Courtney messaged saying an explosion on the rig had put him and a colleague in danger sending a video allegedly of the accident happening. She says: "I was so worried, so when he asked me to send more money, I was in such panic that I did. I used a crypto app that he told me to download." Just as Elizabeth started to have doubts, a courier arrived with what appeared to be a banker's draft for €950,000, in Courtney's name.

She says: "He was hitting me with a combination of 'I love you, I'm in danger, and here's proof of all the money I have'. It was a powerful combination and it worked." As his requests for money grew, Elizabeth turned to family and friends for loans, saying it was for work on her house. She admits: "I felt terrible lying." And the stress took its toll. She says: "I stopped sleeping and eating, I lost a stone. I was trapped."

"I'd already sent him so much. If I refused a request, maybe he wouldn't come and activate the banker's draft then I'd lose it all." If she voiced doubts, Courtney got verbally aggressive. She says: "He accused me of being bipolar. He was manipulative." Finally, after she had sent £245,027 in crypto payments, he told her he was flying home on December 30, 2022, from Japan. She recalls: "I was relieved to get a copy of his e-ticket."

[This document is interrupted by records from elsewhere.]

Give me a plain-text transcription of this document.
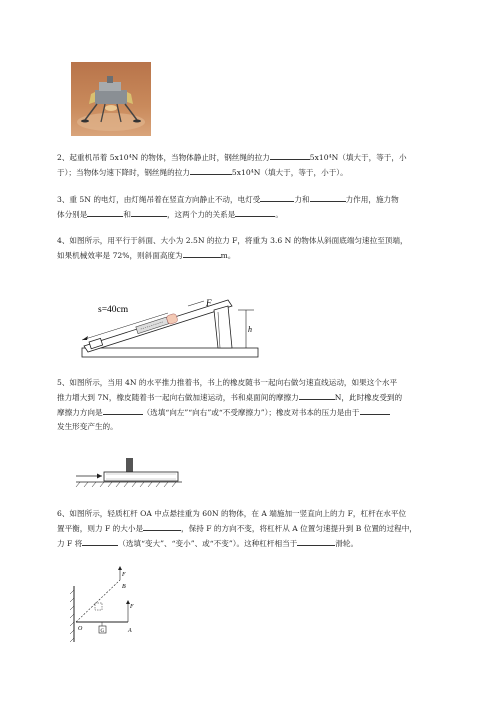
2、起重机吊着 5x10⁴N 的物体，当物体静止时，钢丝绳的拉力	5x10⁴N（填大于，等于，小
于）；当物体匀速下降时，钢丝绳的拉力	5x10⁴N（填大于，等于，小于）。
3、重 5N 的电灯，由灯绳吊着在竖直方向静止不动，电灯受	力和	力作用，施力物
体分别是	和	，这两个力的关系是	。
4、如图所示，用平行于斜面、大小为 2.5N 的拉力 F，将重为 3.6 N 的物体从斜面底端匀速拉至顶端，
如果机械效率是 72%，则斜面高度为	m。
h
s=40cm
F
5、如图所示，当用 4N 的水平推力推着书，书上的橡皮随书一起向右做匀速直线运动，如果这个水平
推力增大到 7N，橡皮随着书一起向右做加速运动，书和桌面间的摩擦力	N，此时橡皮受到的
摩擦力方向是	（选填“向左”“向右”或“不受摩擦力”）；橡皮对书本的压力是由于
发生形变产生的。
6、如图所示，轻质杠杆 OA 中点悬挂重为 60N 的物体，在 A 端施加一竖直向上的力 F，杠杆在水平位
置平衡，则力 F 的大小是	，保持 F 的方向不变，将杠杆从 A 位置匀速提升到 B 位置的过程中，
力 F 将	（选填“变大”、“变小”、或“不变”）。这种杠杆相当于	滑轮。
F
B
F
O	G	A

But on the day he was due to fly, he messaged to say drugs had been planted in his bag and he needed £20,000 for a lawyer. Elizabeth says: "The scales fell from my eyes. It was all a lie. He denied it, but I knew I'd been tricked into giving him almost a quarter of a million pounds. It's impossible to describe the shock the guilt that I'd lost my children's inheritance. For someone as educated as I am, to fall for something like this was totally humiliating."

An actual photo of Canadian actor Ian Simpson
An actual photo of Canadian actor Ian Simpson

Her family were shocked, hurt that she lied but mostly furious on her behalf. They noticed some of the pictures had been manipulated. We have found they are of Canadian actor Ian Simpson, who starred in a US tour of Mamma Mia! Elizabeth says: "The scammer stole whatever pictures they needed to convince me." Relatives also found that the oil rig explosion was a common scam story.

After the police and Action Fraud were unable to help, Elizabeth faced financial ruin until a relative put her in touch with CEL Solicitors. She says: "I had no idea there's an obligation on institutions like banks to protect customers, that a solicitor could hopefully get my money back." She also contacted Match, who removed the scammer's profile only for the pictures to reappear with a different name. She says: "How can we know who is genuine?" In January this year, Elizabeth's solicitors informed her they had recovered £252,000. But the emotional impact still runs deep.

She says: "I never want this to happen to anyone else. This man is still out there, he could be doing this to multiple women right now. Romance fraud really does destroy lives." Match told us: "We continuously refine our technologies to identify and prevent fraudulent activity." The agent for Ian Simpson, whose photos were used in the scam, says she gets messages every month about his photos being misused without his knowledge or permission. She adds: "The irony is, Ian is part of the LGBTQ+ community. He and his partner have been together years."